Voilà, Je l'ai trouvé, le point sur lequel je dois concentrer mon attention avant de partir. (...)
Ce cèdre-là, il les domine d'une tête, les autres arbres : dans l'ensemble, vu de loin, on aurait pu croire qu'il veillait sur eux. Un arbre, pour survivre, il faut qu'il sorte de l'ombre des autres, qu'il aille chercher l'oxygène, qu'il fasse passer ses branches par-dessus. Qu'elles puissent garder l'équilibre et qu'elles ressemblent à des plateaux superposés, bien ordonnés. C'est vrai que le libani, c'est l'harmonie par rapport à l'Atlas, à ses branches qui ressemblent à celles de n'importe quel conifère, aux sapins que les enfants dessinent. (...)

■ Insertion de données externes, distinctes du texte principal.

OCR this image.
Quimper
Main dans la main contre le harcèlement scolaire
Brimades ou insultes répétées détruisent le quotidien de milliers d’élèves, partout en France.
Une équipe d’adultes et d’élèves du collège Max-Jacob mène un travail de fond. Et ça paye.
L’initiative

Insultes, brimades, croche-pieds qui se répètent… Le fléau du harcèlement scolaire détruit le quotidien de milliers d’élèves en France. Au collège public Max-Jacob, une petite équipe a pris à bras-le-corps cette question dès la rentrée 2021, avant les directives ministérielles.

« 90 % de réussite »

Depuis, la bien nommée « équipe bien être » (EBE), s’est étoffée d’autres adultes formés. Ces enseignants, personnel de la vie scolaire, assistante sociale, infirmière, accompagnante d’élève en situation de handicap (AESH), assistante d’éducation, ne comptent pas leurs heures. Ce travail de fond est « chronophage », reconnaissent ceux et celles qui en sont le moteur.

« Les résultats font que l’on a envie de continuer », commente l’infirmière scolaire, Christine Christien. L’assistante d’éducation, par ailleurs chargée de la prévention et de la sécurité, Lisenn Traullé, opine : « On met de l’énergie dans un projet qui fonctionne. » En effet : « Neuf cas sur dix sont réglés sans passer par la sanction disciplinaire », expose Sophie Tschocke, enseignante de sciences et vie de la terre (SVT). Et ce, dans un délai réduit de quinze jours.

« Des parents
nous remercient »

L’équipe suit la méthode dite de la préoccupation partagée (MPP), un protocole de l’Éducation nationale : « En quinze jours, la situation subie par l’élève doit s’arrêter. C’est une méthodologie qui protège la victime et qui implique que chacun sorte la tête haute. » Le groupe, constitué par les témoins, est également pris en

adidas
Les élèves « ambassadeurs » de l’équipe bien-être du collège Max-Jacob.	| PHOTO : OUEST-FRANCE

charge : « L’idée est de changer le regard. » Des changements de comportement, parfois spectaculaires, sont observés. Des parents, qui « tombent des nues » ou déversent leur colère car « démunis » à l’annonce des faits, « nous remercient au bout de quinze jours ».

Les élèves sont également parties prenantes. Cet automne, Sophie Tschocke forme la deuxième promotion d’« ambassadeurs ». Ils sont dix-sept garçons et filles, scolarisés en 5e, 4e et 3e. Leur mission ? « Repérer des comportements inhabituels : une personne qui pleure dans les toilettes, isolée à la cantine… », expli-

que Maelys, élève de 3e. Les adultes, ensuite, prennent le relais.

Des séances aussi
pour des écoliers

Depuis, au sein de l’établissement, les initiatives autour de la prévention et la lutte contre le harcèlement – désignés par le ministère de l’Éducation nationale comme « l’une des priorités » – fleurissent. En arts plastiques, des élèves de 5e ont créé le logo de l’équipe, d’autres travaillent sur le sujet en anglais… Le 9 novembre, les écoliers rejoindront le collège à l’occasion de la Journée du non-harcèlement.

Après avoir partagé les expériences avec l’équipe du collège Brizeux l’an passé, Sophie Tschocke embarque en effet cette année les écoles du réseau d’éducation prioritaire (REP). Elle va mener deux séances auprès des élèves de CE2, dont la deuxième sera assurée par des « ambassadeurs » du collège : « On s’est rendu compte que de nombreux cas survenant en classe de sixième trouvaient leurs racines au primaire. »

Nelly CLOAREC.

Mon arbre à moi, je pars avec lui et j'en suis fier, c'est le signe que j'attendais. C'est son ombre qui grandit sur cette dernière scène, c'est pas une ombre obscure, c'est comme quand on prend le temps d'attendre que le soleil tombe sur une place, de voir l'ombre qui grandit, qui s'empare de l'endroit... C'est bien ce qui est marqué chez Beurrier, qu'on ne peut pas comprendre ce qu'est la vie tant qu"on s'est pas mesuré à çà, semer quelque chose qui nous dépassera. En temps, en taille. (...) L'arbre qu"on plante, c'est le temps qu'on accepte et qu'on regarde d'un autre oeil, c'est comme un relais, on lui transmet le flambeau, peut-être parce qu'on sait qu'on peut davantage croire aux arbres qu'aux hommes...
Il s'appelait Claude Bastion, dix minutes plus tôt, il m'avait demandé une cigarette, je lui avais donnée. Ce gars-là n'ouvrait la bouche que pour dire l'essentiel. Il était plutôt bourru. Jamais on ne l'avait vu la ramener dans la compagnie, il n'était ni boute-en-train, ni souffre douleur ; personne d'ailleurs n'avait jamais éprouvé l'envie de le mettre en boîte, ou d'en savoir plus sur sa vie.